It was called the war between the sexes, years ago. But some of that hyperbole might have been media-driven — these days I’d call it more like friendly skirmishing. And it’s all the better when each side can take a joke.
I have a friend I’ve known for years, I’ll call B. We get together once a blue moon for lunch. Even though our desk jobs aren’t close, we can each hike halfway to grab a bite and yak about sports, politics, whatever.
In the last year or so, when we get home and mention whom we lunched with, each of our wives will ask about the other. B’s wife, M, will ask how Mrs. Ombud is, and vice versa. More than half the time, we each say, “I don’t know, we didn’t talk about her.”
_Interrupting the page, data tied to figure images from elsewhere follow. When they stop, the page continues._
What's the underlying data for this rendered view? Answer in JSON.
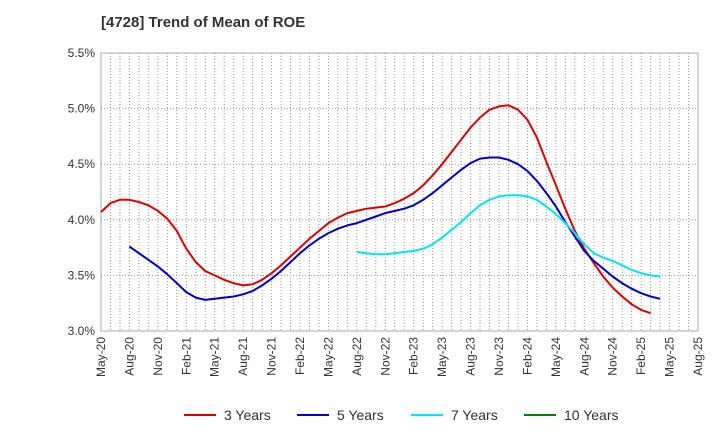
{
  "chart_data": {
    "type": "line",
    "title": "[4728]  Trend of Mean of ROE",
    "xlabel": "",
    "ylabel": "",
    "x": [
      "May-20",
      "Aug-20",
      "Nov-20",
      "Feb-21",
      "May-21",
      "Aug-21",
      "Nov-21",
      "Feb-22",
      "May-22",
      "Aug-22",
      "Nov-22",
      "Feb-23",
      "May-23",
      "Aug-23",
      "Nov-23",
      "Feb-24",
      "May-24",
      "Aug-24",
      "Nov-24",
      "Feb-25",
      "May-25",
      "Aug-25"
    ],
    "yticks": [
      "3.0%",
      "3.5%",
      "4.0%",
      "4.5%",
      "5.0%",
      "5.5%"
    ],
    "ylim": [
      3.0,
      5.5
    ],
    "grid": true,
    "legend_position": "bottom",
    "series": [
      {
        "name": "3 Years",
        "color": "#dd0000",
        "points": [
          [
            0,
            4.07
          ],
          [
            0.333,
            4.15
          ],
          [
            0.667,
            4.18
          ],
          [
            1,
            4.18
          ],
          [
            1.333,
            4.16
          ],
          [
            1.667,
            4.13
          ],
          [
            2,
            4.08
          ],
          [
            2.333,
            4.01
          ],
          [
            2.667,
            3.9
          ],
          [
            3,
            3.74
          ],
          [
            3.333,
            3.62
          ],
          [
            3.667,
            3.54
          ],
          [
            4,
            3.5
          ],
          [
            4.333,
            3.46
          ],
          [
            4.667,
            3.43
          ],
          [
            5,
            3.41
          ],
          [
            5.333,
            3.42
          ],
          [
            5.667,
            3.46
          ],
          [
            6,
            3.52
          ],
          [
            6.333,
            3.59
          ],
          [
            6.667,
            3.67
          ],
          [
            7,
            3.75
          ],
          [
            7.333,
            3.83
          ],
          [
            7.667,
            3.9
          ],
          [
            8,
            3.97
          ],
          [
            8.333,
            4.02
          ],
          [
            8.667,
            4.06
          ],
          [
            9,
            4.08
          ],
          [
            9.333,
            4.1
          ],
          [
            9.667,
            4.11
          ],
          [
            10,
            4.12
          ],
          [
            10.333,
            4.15
          ],
          [
            10.667,
            4.19
          ],
          [
            11,
            4.24
          ],
          [
            11.333,
            4.31
          ],
          [
            11.667,
            4.4
          ],
          [
            12,
            4.5
          ],
          [
            12.333,
            4.61
          ],
          [
            12.667,
            4.72
          ],
          [
            13,
            4.83
          ],
          [
            13.333,
            4.92
          ],
          [
            13.667,
            4.99
          ],
          [
            14,
            5.02
          ],
          [
            14.333,
            5.03
          ],
          [
            14.667,
            4.99
          ],
          [
            15,
            4.9
          ],
          [
            15.333,
            4.74
          ],
          [
            15.667,
            4.52
          ],
          [
            16,
            4.31
          ],
          [
            16.333,
            4.1
          ],
          [
            16.667,
            3.9
          ],
          [
            17,
            3.74
          ],
          [
            17.333,
            3.61
          ],
          [
            17.667,
            3.49
          ],
          [
            18,
            3.39
          ],
          [
            18.333,
            3.31
          ],
          [
            18.667,
            3.24
          ],
          [
            19,
            3.19
          ],
          [
            19.333,
            3.16
          ]
        ]
      },
      {
        "name": "5 Years",
        "color": "#0000cc",
        "points": [
          [
            1,
            3.76
          ],
          [
            1.333,
            3.7
          ],
          [
            1.667,
            3.64
          ],
          [
            2,
            3.58
          ],
          [
            2.333,
            3.51
          ],
          [
            2.667,
            3.43
          ],
          [
            3,
            3.35
          ],
          [
            3.333,
            3.3
          ],
          [
            3.667,
            3.28
          ],
          [
            4,
            3.29
          ],
          [
            4.333,
            3.3
          ],
          [
            4.667,
            3.31
          ],
          [
            5,
            3.33
          ],
          [
            5.333,
            3.36
          ],
          [
            5.667,
            3.41
          ],
          [
            6,
            3.47
          ],
          [
            6.333,
            3.54
          ],
          [
            6.667,
            3.62
          ],
          [
            7,
            3.7
          ],
          [
            7.333,
            3.77
          ],
          [
            7.667,
            3.83
          ],
          [
            8,
            3.88
          ],
          [
            8.333,
            3.92
          ],
          [
            8.667,
            3.95
          ],
          [
            9,
            3.97
          ],
          [
            9.333,
            4.0
          ],
          [
            9.667,
            4.03
          ],
          [
            10,
            4.06
          ],
          [
            10.333,
            4.08
          ],
          [
            10.667,
            4.1
          ],
          [
            11,
            4.13
          ],
          [
            11.333,
            4.18
          ],
          [
            11.667,
            4.24
          ],
          [
            12,
            4.31
          ],
          [
            12.333,
            4.38
          ],
          [
            12.667,
            4.45
          ],
          [
            13,
            4.51
          ],
          [
            13.333,
            4.55
          ],
          [
            13.667,
            4.56
          ],
          [
            14,
            4.56
          ],
          [
            14.333,
            4.54
          ],
          [
            14.667,
            4.5
          ],
          [
            15,
            4.44
          ],
          [
            15.333,
            4.35
          ],
          [
            15.667,
            4.24
          ],
          [
            16,
            4.12
          ],
          [
            16.333,
            3.98
          ],
          [
            16.667,
            3.85
          ],
          [
            17,
            3.72
          ],
          [
            17.333,
            3.63
          ],
          [
            17.667,
            3.56
          ],
          [
            18,
            3.49
          ],
          [
            18.333,
            3.43
          ],
          [
            18.667,
            3.38
          ],
          [
            19,
            3.34
          ],
          [
            19.333,
            3.31
          ],
          [
            19.667,
            3.29
          ]
        ]
      },
      {
        "name": "7 Years",
        "color": "#00e5ee",
        "points": [
          [
            9,
            3.71
          ],
          [
            9.333,
            3.7
          ],
          [
            9.667,
            3.69
          ],
          [
            10,
            3.69
          ],
          [
            10.333,
            3.7
          ],
          [
            10.667,
            3.71
          ],
          [
            11,
            3.72
          ],
          [
            11.333,
            3.74
          ],
          [
            11.667,
            3.78
          ],
          [
            12,
            3.84
          ],
          [
            12.333,
            3.91
          ],
          [
            12.667,
            3.98
          ],
          [
            13,
            4.06
          ],
          [
            13.333,
            4.13
          ],
          [
            13.667,
            4.18
          ],
          [
            14,
            4.21
          ],
          [
            14.333,
            4.22
          ],
          [
            14.667,
            4.22
          ],
          [
            15,
            4.21
          ],
          [
            15.333,
            4.18
          ],
          [
            15.667,
            4.12
          ],
          [
            16,
            4.05
          ],
          [
            16.333,
            3.97
          ],
          [
            16.667,
            3.88
          ],
          [
            17,
            3.78
          ],
          [
            17.333,
            3.7
          ],
          [
            17.667,
            3.66
          ],
          [
            18,
            3.63
          ],
          [
            18.333,
            3.59
          ],
          [
            18.667,
            3.55
          ],
          [
            19,
            3.52
          ],
          [
            19.333,
            3.5
          ],
          [
            19.667,
            3.49
          ]
        ]
      },
      {
        "name": "10 Years",
        "color": "#008000",
        "points": []
      }
    ]
  }
}
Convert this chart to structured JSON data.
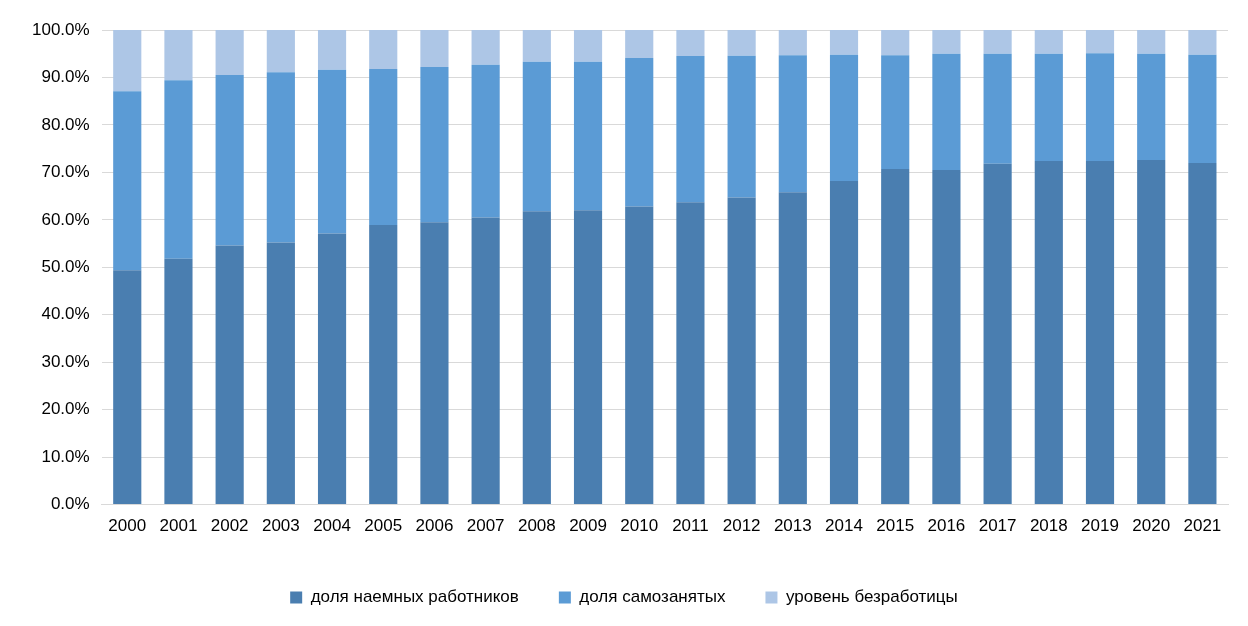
{
  "chart_data": {
    "type": "bar",
    "stacked": true,
    "categories": [
      "2000",
      "2001",
      "2002",
      "2003",
      "2004",
      "2005",
      "2006",
      "2007",
      "2008",
      "2009",
      "2010",
      "2011",
      "2012",
      "2013",
      "2014",
      "2015",
      "2016",
      "2017",
      "2018",
      "2019",
      "2020",
      "2021"
    ],
    "series": [
      {
        "name": "доля наемных работников",
        "color": "#4a7eb0",
        "values": [
          49.4,
          51.8,
          54.6,
          55.2,
          57.1,
          58.9,
          59.5,
          60.5,
          61.8,
          62.0,
          62.8,
          63.7,
          64.7,
          65.8,
          68.2,
          70.7,
          70.5,
          71.8,
          72.4,
          72.4,
          72.6,
          72.0
        ]
      },
      {
        "name": "доля самозанятых",
        "color": "#5b9bd5",
        "values": [
          37.7,
          37.6,
          35.9,
          35.9,
          34.5,
          32.9,
          32.7,
          32.2,
          31.5,
          31.3,
          31.3,
          30.8,
          29.9,
          28.9,
          26.6,
          24.0,
          24.5,
          23.2,
          22.6,
          22.7,
          22.4,
          22.8
        ]
      },
      {
        "name": "уровень безработицы",
        "color": "#adc6e6",
        "values": [
          12.9,
          10.6,
          9.5,
          8.9,
          8.4,
          8.2,
          7.8,
          7.3,
          6.7,
          6.7,
          5.9,
          5.5,
          5.4,
          5.3,
          5.2,
          5.3,
          5.0,
          5.0,
          5.0,
          4.9,
          5.0,
          5.2
        ]
      }
    ],
    "ylim": [
      0,
      100
    ],
    "yticks": [
      {
        "value": 0,
        "label": "0.0%"
      },
      {
        "value": 10,
        "label": "10.0%"
      },
      {
        "value": 20,
        "label": "20.0%"
      },
      {
        "value": 30,
        "label": "30.0%"
      },
      {
        "value": 40,
        "label": "40.0%"
      },
      {
        "value": 50,
        "label": "50.0%"
      },
      {
        "value": 60,
        "label": "60.0%"
      },
      {
        "value": 70,
        "label": "70.0%"
      },
      {
        "value": 80,
        "label": "80.0%"
      },
      {
        "value": 90,
        "label": "90.0%"
      },
      {
        "value": 100,
        "label": "100.0%"
      }
    ],
    "grid": "y",
    "legend": "bottom"
  }
}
This is met with some matrimonial exasperation.
Which has in turn alchemized into some good-natured humor. I’ve pointed out to Mrs. Ombud that M must be fine, because B would tell me if she weren’t, right? And for the last half year, as soon as B comes in the door of the restaurant, he makes a point of saying “How’s Mrs. Ombud? There, now I can tell M that I asked.” And we laugh.
Recently, four of us got together for lunch at Little Joe’s, an SF place that has been around for years and is now across from the SF Chronicle building. Both B and M came, and also J — her husband went to college wth B, and we’ve known him and J for years, too.
We first knew Little Joe’s in North Beach, on Columbus Ave, and later when it moved to Broadway. The kind of place that always had bowls of garlic on the tables, with a sign saying “Italian breath mints.” Lots of good seafood and pasta and one of my favorite dishes — saltimbocca, which is Italian for something so good it “jumps” (salt) in your “mouth” (bocca). As I don’t like what is done to the little calves, I avoid veal and get the chicken saltimbocca.
So the four of us had a great lunch together. J told us about their recent trip to New Orleans, we made plans for later in the summer, talked about how wretched the Giants season is so far, etc. And about halfway through I realized that neither J nor M had asked about Mrs. Ombud. I smiled to myself, realizing what a chance I had. I admit, a couple times the conversation could have steered close, but I tried to keep it away.
When the check came, I ponied up my share of the bill and said I had to be getting back to the office. And then I took some pleasure in looking at B and saying, “well this was perfect. A good meal, good company, and all lunch long, nobody asked ‘how’s Mrs. Ombud?’” then turning to grin at M, I got up. B busted up laughing.
I could see it register on M’s face in three ways. First, her eyes got wide as she realized that she had forgotten to ask. Then, a little wider as she realized that she had forgotten to ask something she’d expected of B in the past, so this was going to double back on her. And finally, the realization that she had now lost the moral high ground on this one — that this might be grist for future milling and her window of opportunity was closing as I stepped away from the table.
As I headed for the door she blurted out, “How’s Mrs. Ombud?!!!” but it was too late. By the time I got to the door, she was laughing, too — to her credit.
And I laughed all the way down Fifth street, and as I turned on to Market.
Okay, it was a bit wicked of me. But only a little bit, don’t you think?